Uma tradução que preserva a comunicação
Desde então, a Birchwood tem sido muito produtiva com tradução habilitada para IA. A empresa já criou 120 vídeos, cada um com até 6 minutos de duração. Eles usam avatares para as partes faladas, e os 131 idiomas disponíveis cobrem 95% dos idiomas falados nas fábricas. Crawford diz que dar instruções de trabalho aos trabalhadores em seus próprios idiomas gerou muitos comentários positivos. Isso ajuda, diz ele, no comprometimento, retenção, segurança e adesão ao trabalho.
Normalmente, cada vídeo destaca as principais etapas que orientam um trabalho específico, como a Birchwood faz o trabalho e por que é feito dessa maneira. Também é possível criar uma sugestão sobre um determinado problema levantado por um trabalhador da fábrica. Ele pode usar um assistente de IA com alguns slides, escolher o tom, o público e o clima, e criar um vídeo em questão de minutos. Algumas das lições padrão que já haviam sido ministradas em Birchwood, por exemplo sobre conservação de água, foram traduzidas para novos idiomas.
Birchwood pode usar a tecnologia para criar novos conteúdos rapidamente. Por exemplo, uma noite houve um pequeno acidente, mas tratava-se de acidentes no armazém envolvendo uma empilhadeira e um caminhão. Para comunicação, era hora de agir. Na manhã seguinte, Birchwood conseguiu criar rapidamente um novo vídeo de 5 minutos sobre a linguagem usada pelos operadores de empilhadeiras. Novos vídeos são postados nos fóruns para os gestores, que garantem que os funcionários relevantes os assistam rapidamente.
Para todos os vídeos, Nolan explica que Birchwood tenta garantir que as traduções sejam precisas. Depois que o software Synthesia faz a tradução, disse ele, Birchwood chama o melhor tradutor humano disponível para garantir a qualidade do discurso. Se a tradução estiver incorreta de alguma forma, eles poderão fazer alterações imediatamente. Eles também podem alterar as ações do avatar ao explicar o assunto. “Não esperamos perfeição. Queremos apenas alcançar o maior número possível de trabalhadores”, afirma Crawford.

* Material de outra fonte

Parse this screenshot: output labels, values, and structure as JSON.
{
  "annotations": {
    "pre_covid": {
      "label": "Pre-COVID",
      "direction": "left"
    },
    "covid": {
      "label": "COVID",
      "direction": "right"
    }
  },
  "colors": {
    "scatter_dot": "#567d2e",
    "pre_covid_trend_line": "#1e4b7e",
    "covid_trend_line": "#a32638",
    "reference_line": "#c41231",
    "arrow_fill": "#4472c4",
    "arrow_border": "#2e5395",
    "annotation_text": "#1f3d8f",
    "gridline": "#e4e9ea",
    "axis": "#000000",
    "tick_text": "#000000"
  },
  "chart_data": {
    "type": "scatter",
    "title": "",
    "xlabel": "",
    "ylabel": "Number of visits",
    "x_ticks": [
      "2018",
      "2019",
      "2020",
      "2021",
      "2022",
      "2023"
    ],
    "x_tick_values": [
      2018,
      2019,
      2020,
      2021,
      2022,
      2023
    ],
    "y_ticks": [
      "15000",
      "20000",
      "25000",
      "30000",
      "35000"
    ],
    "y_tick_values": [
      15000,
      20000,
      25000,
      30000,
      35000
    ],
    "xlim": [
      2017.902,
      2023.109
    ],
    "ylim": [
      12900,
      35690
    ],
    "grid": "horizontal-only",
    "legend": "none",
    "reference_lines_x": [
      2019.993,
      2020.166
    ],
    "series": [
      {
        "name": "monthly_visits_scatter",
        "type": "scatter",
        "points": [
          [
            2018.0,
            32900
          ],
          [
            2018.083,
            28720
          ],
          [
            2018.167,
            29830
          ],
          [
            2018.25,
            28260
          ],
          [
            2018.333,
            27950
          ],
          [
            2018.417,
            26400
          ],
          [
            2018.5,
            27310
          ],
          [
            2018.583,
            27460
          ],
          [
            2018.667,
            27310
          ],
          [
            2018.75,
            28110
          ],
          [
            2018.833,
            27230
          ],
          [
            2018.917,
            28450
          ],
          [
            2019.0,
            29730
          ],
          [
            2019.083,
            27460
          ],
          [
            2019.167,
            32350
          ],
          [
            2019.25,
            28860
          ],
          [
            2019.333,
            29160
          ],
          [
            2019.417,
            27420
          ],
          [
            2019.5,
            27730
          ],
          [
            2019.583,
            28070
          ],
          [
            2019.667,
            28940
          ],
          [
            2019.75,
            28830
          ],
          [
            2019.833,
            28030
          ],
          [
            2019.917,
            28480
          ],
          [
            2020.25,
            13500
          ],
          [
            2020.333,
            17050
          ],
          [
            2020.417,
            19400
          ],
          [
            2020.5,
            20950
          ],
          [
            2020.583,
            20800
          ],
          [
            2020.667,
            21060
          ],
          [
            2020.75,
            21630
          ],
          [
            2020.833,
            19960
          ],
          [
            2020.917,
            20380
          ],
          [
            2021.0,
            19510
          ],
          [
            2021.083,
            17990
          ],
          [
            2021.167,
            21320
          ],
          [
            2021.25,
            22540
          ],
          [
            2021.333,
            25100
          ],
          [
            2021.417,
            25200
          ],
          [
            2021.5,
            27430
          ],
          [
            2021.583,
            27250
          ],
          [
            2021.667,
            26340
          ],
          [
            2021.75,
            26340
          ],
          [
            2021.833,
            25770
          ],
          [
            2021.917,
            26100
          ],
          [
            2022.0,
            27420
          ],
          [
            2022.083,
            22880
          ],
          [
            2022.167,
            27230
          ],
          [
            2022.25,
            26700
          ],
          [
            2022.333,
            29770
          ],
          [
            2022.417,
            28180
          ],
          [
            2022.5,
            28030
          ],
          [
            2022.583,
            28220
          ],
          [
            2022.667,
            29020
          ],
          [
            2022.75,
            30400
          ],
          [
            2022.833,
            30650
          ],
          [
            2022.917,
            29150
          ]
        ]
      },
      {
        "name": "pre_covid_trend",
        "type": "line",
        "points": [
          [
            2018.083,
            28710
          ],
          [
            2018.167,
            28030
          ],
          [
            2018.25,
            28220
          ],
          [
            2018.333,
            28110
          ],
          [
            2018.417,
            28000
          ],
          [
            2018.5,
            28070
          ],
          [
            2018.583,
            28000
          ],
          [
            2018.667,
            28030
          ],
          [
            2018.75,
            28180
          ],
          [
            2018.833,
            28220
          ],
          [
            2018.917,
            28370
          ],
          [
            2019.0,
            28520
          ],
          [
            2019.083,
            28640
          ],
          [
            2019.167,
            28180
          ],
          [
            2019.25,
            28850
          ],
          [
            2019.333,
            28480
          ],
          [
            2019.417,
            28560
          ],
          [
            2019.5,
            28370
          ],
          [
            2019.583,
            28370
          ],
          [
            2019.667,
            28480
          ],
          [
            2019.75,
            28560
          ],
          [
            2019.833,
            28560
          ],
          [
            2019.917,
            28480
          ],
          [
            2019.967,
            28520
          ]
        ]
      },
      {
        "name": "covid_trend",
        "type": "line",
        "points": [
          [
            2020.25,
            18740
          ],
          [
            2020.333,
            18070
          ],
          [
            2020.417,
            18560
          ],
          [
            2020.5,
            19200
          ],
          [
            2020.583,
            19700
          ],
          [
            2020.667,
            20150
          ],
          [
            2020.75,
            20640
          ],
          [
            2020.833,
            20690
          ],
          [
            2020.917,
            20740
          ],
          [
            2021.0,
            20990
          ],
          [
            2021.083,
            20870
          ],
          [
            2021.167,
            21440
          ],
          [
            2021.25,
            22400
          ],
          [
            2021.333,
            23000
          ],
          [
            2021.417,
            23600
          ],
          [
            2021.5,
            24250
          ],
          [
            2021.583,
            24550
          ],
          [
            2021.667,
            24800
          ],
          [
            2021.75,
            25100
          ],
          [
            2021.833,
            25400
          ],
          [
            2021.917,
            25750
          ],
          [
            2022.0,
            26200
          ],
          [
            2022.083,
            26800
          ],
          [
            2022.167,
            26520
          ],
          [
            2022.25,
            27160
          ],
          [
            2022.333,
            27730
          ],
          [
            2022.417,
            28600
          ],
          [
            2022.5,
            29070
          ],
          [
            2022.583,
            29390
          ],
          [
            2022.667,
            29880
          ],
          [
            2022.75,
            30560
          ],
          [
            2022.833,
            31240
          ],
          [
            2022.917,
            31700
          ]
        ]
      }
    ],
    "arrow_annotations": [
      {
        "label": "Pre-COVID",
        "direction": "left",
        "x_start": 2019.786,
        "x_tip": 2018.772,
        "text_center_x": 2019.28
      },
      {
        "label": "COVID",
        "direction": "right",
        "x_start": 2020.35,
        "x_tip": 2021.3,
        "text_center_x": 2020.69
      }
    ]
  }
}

Desde que Birchwood começou a trabalhar com Synthesia, a empresa usou tecnologia alimentada por IA para criar mais de 20 novos avatares com movimentos realistas. A Synthesia afirma que é cada vez mais capaz de criar avatares virtuais baseados em pessoas reais – o que alguns podem chamar de “deepfakes”, mas a empresa prefere chamá-los de “media fakes”. Isso significa que muitas partes interessadas, clientes como a Birchwood – incluindo seu CEO – podem produzir e narrar vídeos e aparecer em vários idiomas diferentes.
Embora muitos observadores tenham preocupações legítimas sobre o impacto negativo da IA nos meios de comunicação social, é importante lembrar os aspectos positivos da tecnologia. Com ferramentas como Synthesia e IA se desenvolvendo de forma mais ampla, as barreiras à comunicação devido ao idioma certamente continuarão a cair. Pode ser que o próprio conceito de “língua estrangeira” desapareça no futuro.

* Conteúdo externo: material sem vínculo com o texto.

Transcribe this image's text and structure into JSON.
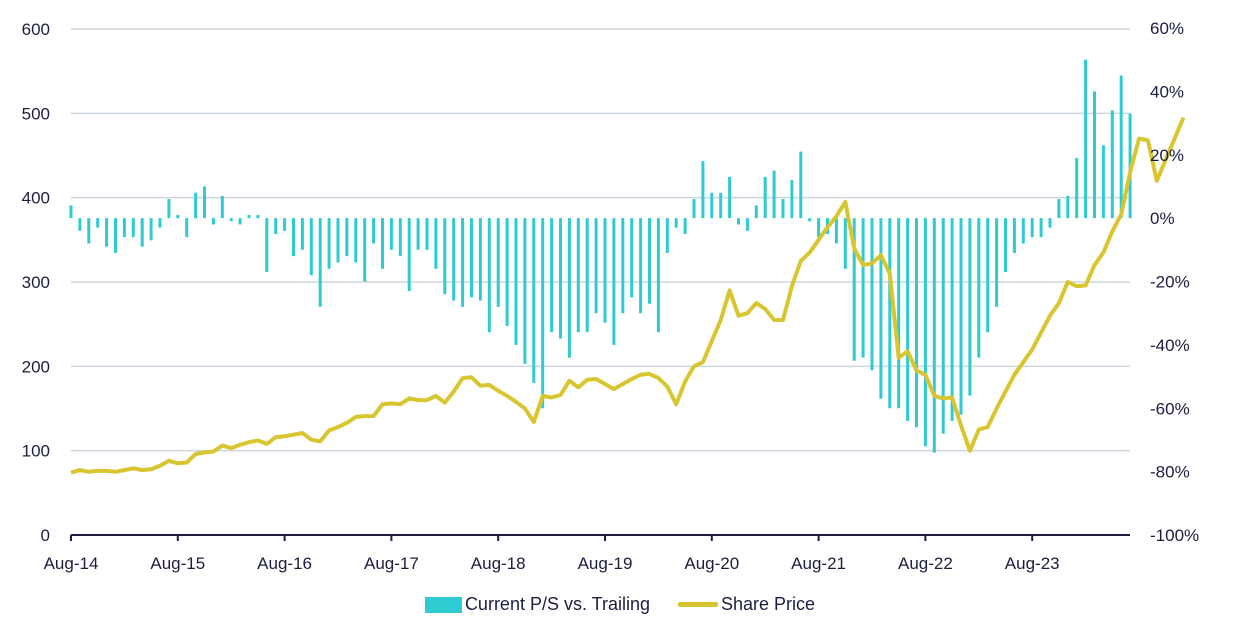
{
  "chart_data": {
    "type": "bar+line",
    "title": "",
    "xlabel": "",
    "ylabel_left": "",
    "ylabel_right": "",
    "x_start": "Aug-14",
    "x_frequency": "monthly",
    "x_tick_labels": [
      "Aug-14",
      "Aug-15",
      "Aug-16",
      "Aug-17",
      "Aug-18",
      "Aug-19",
      "Aug-20",
      "Aug-21",
      "Aug-22",
      "Aug-23"
    ],
    "left_axis": {
      "min": 0,
      "max": 600,
      "ticks": [
        "0",
        "100",
        "200",
        "300",
        "400",
        "500",
        "600"
      ]
    },
    "right_axis": {
      "min": -100,
      "max": 60,
      "ticks": [
        "-100%",
        "-80%",
        "-60%",
        "-40%",
        "-20%",
        "0%",
        "20%",
        "40%",
        "60%"
      ]
    },
    "grid": true,
    "legend_position": "bottom",
    "series": [
      {
        "name": "Current P/S vs. Trailing",
        "type": "bar",
        "axis": "right",
        "color": "#2ecbd3",
        "values": [
          4,
          -4,
          -8,
          -3,
          -9,
          -11,
          -6,
          -6,
          -9,
          -7,
          -3,
          6,
          1,
          -6,
          8,
          10,
          -2,
          7,
          -1,
          -2,
          1,
          1,
          -17,
          -5,
          -4,
          -12,
          -10,
          -18,
          -28,
          -16,
          -14,
          -12,
          -14,
          -20,
          -8,
          -16,
          -10,
          -12,
          -23,
          -10,
          -10,
          -16,
          -24,
          -26,
          -28,
          -25,
          -26,
          -36,
          -28,
          -34,
          -40,
          -46,
          -52,
          -60,
          -36,
          -38,
          -44,
          -36,
          -36,
          -30,
          -33,
          -40,
          -30,
          -25,
          -30,
          -27,
          -36,
          -11,
          -3,
          -5,
          6,
          18,
          8,
          8,
          13,
          -2,
          -4,
          4,
          13,
          15,
          6,
          12,
          21,
          -1,
          -6,
          -5,
          -8,
          -16,
          -45,
          -44,
          -48,
          -57,
          -60,
          -60,
          -64,
          -66,
          -72,
          -74,
          -68,
          -64,
          -62,
          -56,
          -44,
          -36,
          -28,
          -17,
          -11,
          -8,
          -6,
          -6,
          -3,
          6,
          7,
          19,
          50,
          40,
          23,
          34,
          45,
          33
        ]
      },
      {
        "name": "Share Price",
        "type": "line",
        "axis": "left",
        "color": "#d8c630",
        "values": [
          74,
          77,
          75,
          76,
          76,
          75,
          77,
          79,
          77,
          78,
          82,
          88,
          85,
          86,
          96,
          98,
          99,
          106,
          103,
          107,
          110,
          112,
          108,
          116,
          117,
          119,
          121,
          113,
          111,
          124,
          128,
          133,
          140,
          141,
          141,
          155,
          156,
          155,
          162,
          160,
          160,
          165,
          157,
          170,
          186,
          187,
          177,
          178,
          171,
          165,
          158,
          150,
          134,
          165,
          163,
          166,
          183,
          175,
          184,
          185,
          179,
          173,
          179,
          185,
          190,
          191,
          186,
          176,
          155,
          182,
          200,
          205,
          230,
          255,
          290,
          260,
          263,
          275,
          268,
          255,
          255,
          295,
          325,
          335,
          350,
          365,
          378,
          395,
          340,
          320,
          322,
          332,
          310,
          210,
          218,
          195,
          190,
          165,
          162,
          163,
          130,
          100,
          125,
          128,
          150,
          170,
          190,
          205,
          220,
          240,
          260,
          275,
          300,
          295,
          296,
          320,
          335,
          360,
          380,
          430,
          470,
          468,
          420,
          445,
          470,
          495
        ]
      }
    ]
  },
  "legend": {
    "bar_label": "Current P/S vs. Trailing",
    "line_label": "Share Price"
  }
}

*Tom Davenport é colaborador da Forbes USA, professor presidente de TI e gestão no Babson College, Digital Fellow na Iniciativa de Economia Digital do MIT e consultor sênior na prática de consultoria e auditoria da Deloitte. Ele foi professor em Harvard e nas universidades de Chicago e Texas. Ele é consultor da McKinsey, EY e Accenture.